Nowadays smartphones become an indispensable tool in many people's everyday life that makes themselves attractive targets for attackers. Among various malware targeting at smartphones, SMS-based malware is one of the most notorious ones. Though a number of Android dynamic analysis frameworks have been proposed to analyze SMS-based malware, most of these frameworks or some Android tools, such as Google Android Emulator, do not support an app or malware to send SMS messages to a real smartphone; hence, security researchers cannot use them directly to analyze the behavior of SMS-based malware. In our previous work, SMS Helper, we designed an application layer tool to allow an app or malware in an Android emulator to send and receive SMS messages to or from a real smartphone. Based on SMS Helper, this paper proposes an Android dynamic analysis framework, called SMS Observer, to assist security researchers to analyze SMS-based malware. SMS Observer integrates SMS Helper into it as a client agent, meanwhile, and it maintains the integrity of system logs. This paper also figures out a way to detect whether an app is executed in an emulator and describes how to use SMS Observer to prevent such evasion. Experimental results using real-world malware samples show SMS Observer is much more effective in detecting SMS-related behavior of SMS-based malware than existing frameworks, such as Google Android Emulator, Andrubis, CopperDroid, and DroidBox. SMS Observer can analyze sophisticated SMS-based malware samples and provide a comprehensive view of malicious behavior.

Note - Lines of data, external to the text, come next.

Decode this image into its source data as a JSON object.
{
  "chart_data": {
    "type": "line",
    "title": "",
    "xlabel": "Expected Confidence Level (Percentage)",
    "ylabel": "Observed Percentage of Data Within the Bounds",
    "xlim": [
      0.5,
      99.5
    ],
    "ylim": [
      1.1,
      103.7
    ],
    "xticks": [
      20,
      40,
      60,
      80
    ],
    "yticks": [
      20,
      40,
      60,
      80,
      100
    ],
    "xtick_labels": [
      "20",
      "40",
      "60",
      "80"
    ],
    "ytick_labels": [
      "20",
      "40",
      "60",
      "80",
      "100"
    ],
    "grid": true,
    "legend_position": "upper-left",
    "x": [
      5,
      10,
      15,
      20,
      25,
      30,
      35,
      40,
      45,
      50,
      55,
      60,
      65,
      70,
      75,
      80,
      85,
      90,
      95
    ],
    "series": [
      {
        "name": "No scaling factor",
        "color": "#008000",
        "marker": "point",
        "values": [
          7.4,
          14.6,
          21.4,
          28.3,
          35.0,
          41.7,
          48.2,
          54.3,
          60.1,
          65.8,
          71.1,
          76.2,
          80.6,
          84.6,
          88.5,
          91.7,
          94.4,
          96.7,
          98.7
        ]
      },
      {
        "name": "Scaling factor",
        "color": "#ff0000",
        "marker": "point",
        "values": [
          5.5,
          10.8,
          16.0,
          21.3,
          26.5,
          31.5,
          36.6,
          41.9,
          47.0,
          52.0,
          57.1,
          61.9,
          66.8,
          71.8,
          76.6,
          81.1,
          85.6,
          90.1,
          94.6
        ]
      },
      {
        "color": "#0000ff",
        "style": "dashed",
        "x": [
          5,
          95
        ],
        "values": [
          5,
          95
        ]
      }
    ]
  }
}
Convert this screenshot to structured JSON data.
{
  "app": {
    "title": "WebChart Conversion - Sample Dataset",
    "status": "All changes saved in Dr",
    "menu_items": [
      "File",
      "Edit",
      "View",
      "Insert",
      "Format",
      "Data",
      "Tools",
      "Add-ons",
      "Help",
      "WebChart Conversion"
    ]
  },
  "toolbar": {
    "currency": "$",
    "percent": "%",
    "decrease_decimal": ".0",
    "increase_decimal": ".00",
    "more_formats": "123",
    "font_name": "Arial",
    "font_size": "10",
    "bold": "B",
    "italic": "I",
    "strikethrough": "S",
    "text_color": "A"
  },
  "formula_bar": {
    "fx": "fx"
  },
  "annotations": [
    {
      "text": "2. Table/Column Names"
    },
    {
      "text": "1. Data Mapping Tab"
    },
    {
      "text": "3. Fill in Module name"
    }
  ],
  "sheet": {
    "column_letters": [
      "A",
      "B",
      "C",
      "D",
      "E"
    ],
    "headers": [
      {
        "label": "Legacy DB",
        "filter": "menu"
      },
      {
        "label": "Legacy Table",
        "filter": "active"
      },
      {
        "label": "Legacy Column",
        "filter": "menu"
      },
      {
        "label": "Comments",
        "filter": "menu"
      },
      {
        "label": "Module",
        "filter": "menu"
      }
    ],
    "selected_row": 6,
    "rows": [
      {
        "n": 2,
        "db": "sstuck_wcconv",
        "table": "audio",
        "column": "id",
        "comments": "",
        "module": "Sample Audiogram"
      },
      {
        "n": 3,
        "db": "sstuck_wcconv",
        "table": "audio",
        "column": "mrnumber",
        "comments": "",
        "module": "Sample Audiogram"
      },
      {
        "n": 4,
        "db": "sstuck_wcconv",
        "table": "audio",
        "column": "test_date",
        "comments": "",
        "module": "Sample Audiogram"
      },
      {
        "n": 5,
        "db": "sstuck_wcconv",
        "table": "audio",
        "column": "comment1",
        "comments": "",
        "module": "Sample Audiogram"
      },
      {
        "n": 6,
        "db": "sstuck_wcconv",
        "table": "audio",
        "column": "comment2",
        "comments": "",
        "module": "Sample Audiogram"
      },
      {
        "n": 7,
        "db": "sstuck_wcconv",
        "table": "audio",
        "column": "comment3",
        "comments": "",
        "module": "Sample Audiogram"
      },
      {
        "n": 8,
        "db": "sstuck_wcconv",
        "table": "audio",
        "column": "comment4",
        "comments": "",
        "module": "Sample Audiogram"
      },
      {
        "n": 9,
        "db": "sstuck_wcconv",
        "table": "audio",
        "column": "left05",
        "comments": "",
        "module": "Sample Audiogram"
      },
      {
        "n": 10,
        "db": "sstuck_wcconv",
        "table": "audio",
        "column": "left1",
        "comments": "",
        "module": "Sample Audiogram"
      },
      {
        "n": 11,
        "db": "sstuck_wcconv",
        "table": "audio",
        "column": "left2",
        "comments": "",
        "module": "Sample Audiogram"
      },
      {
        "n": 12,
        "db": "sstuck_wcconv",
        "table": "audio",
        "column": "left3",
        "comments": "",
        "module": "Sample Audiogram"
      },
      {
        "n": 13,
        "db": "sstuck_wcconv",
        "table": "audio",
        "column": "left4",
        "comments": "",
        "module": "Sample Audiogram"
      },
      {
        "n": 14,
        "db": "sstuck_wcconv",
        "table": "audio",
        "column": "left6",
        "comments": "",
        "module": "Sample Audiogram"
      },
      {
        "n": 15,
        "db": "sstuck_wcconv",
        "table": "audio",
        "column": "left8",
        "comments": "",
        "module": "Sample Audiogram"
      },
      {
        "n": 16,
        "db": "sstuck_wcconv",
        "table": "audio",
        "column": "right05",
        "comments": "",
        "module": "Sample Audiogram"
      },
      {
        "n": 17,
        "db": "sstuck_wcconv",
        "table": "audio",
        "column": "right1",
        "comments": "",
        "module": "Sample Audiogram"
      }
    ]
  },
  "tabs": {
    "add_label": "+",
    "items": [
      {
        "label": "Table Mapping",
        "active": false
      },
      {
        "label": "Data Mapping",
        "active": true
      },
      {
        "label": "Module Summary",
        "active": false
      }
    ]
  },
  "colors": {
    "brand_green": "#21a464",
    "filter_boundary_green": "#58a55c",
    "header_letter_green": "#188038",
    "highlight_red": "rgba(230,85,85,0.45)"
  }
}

如今，智能手机已成为许多人日常生活中不可或缺的工具，使其成为攻击者的诱人目标。在针对智能手机的各种恶意软件中，基于短信的恶意软件是最臭名昭著的恶意软件之一。尽管已经提出了许多Android动态分析框架来分析基于短信的恶意软件，但这些框架中的大多数或一些Android工具，如谷歌Android模拟器，不支持应用程序或恶意软件向真正的智能手机发送短信；因此，安全研究人员不能直接使用它们来分析基于 SMS 的恶意软件的行为。在我们之前的工作中，SMS Helper，我们设计了一个应用程序层工具，以允许 Android 模拟器中的应用程序或恶意软件向真实智能手机发送或从真实智能手机接收 SMS 消息。本文基于SMS Helper，提出了一种Android动态分析框架，称为SMS Observer，协助安全研究人员分析基于 SMS 的恶意软件。SMS Observer 将 SMS Helper 集成到其中作为客户端代理，同时维护系统日志的完整性。本文还提出了一种检测应用程序是否在模拟器中执行的方法，并描述了如何使用 SMS Observer 来防止此类逃避。使用真实恶意软件样本的实验结果表明，SMS Observer 在检测基于 SMS 的恶意软件的 SMS 相关行为方面比现有框架（如 Google Android Emulator、Andrubis、CopperDroid 和 DroidBox）更有效。SMS Observer 可以分析复杂的基于 SMS 的恶意软件样本，并提供恶意行为的综合视图。